STILL was conceived as a sensory experience, a short film in which the emphasis is on the cinematic transposition of a few precise feelings, of a brief but disruptive small event and a strongly identified sound and visual atmosphere.
It tells the story of two individuals that are somehow trapped in their lives: Agnes in her own body, Elodie in an abusive relationship. But the narrative remains very minimalist since the film develops mostly around one central theme: the feeling of powerlessness, whether physical or psychological.
We adopt the viewpoint of Agnes, the main character, and the frame tightens or widens according to what she focuses on. Still shots were used to convey both her forced physical immobility and the stifling nature of the situation -she is, by accident, the helpless witness of violent domestic abuse.
The sound treatment and sound design also aims at conveying a sense of suffocation. The sound designer/composer and myself decided to create a drone music-inspired soundtrack based on the background sounds recorded on set. The circular and repetitive nature of this soundtrack is meant to express a sense of imprisonment.

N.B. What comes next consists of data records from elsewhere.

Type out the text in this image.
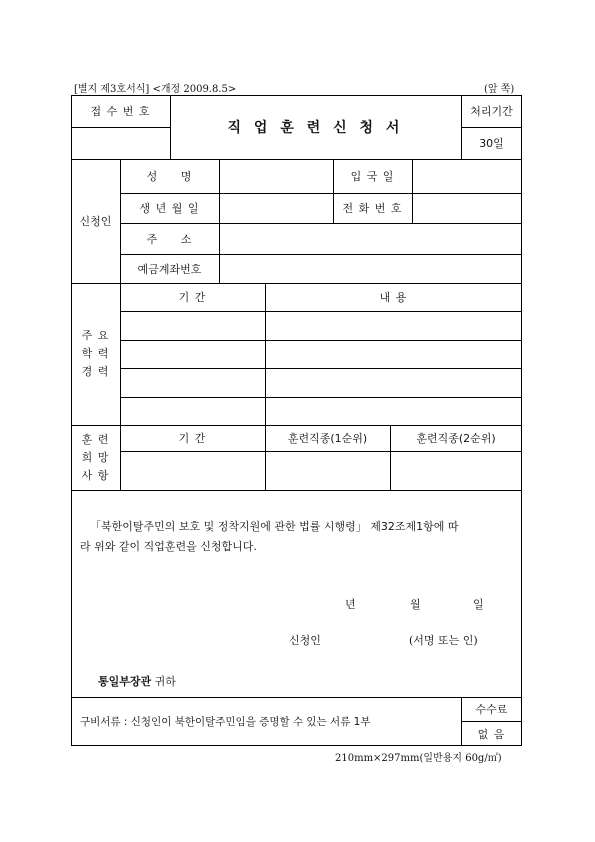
[별지 제3호서식] <개정 2009.8.5>	(앞 쪽)
접 수 번 호
직 업 훈 련 신 청 서
처리기간
30일
신청인
성     명	입 국 일
생 년 월 일	전 화 번 호
주     소
예금계좌번호
주 요
학 력
경 력
기 간	내 용
훈 련
희 망
사 항
기 간	훈련직종(1순위)	훈련직종(2순위)
「북한이탈주민의 보호 및 정착지원에 관한 법률 시행령」 제32조제1항에 따
라 위와 같이 직업훈련을 신청합니다.
년	월	일
신청인	(서명 또는 인)
통일부장관 귀하
구비서류 : 신청인이 북한이탈주민임을 증명할 수 있는 서류 1부
수수료
없 음
210mm×297mm(일반용지 60g/㎡)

Sound is also reflecting Agness own perspective: as the couple stands far from her, the audience, just like Agnes, cannot hear all of the dialogue that goes on between Elodie and her partner, only bursts of it.
“Still” recounts an act of violence committed in a public space. Something that is sadly far from being rare: whether a child being violently reprimanded, a dog beaten by its master or someone abused verbally or physically by his or her partner, we have all witnessed such situations, we have all known the moral anguish that they provoke. Where does the private sphere stops? Are we entitled to say or do something? And, most importantly, do we have the strength to do it?
It is so easier and tempting to go on ones way and forget about it all. This profound embarrassment, shame even, is something that I find both horrifying and fascinating. I have myself witnessed people passing by a dead man in the street. He was lying under a bench, looking like a homeless person, looking also very dead -or at least in a coma-, his body in a weird, unnatural position. I was the first to stop, to see if any help was needed, or if there was nothing left to do but call the police. Then, and then only, other people stopped. That day, I felt really affected, not because I had dealt with a dead body but because of the utter and widespread indifference I had witnessed.
I had intervened, yet it was easy: there was no danger. So what happens when there is one? When helping someone could mean putting oneself in harms way? I am not sure I myself would do the right thing. Almost as an exorcism, I wished to touch on this subject of general indifference in “Still”. For to me, who finds it in him or her to act, is a true ordinary hero, of the kind we need to glorify.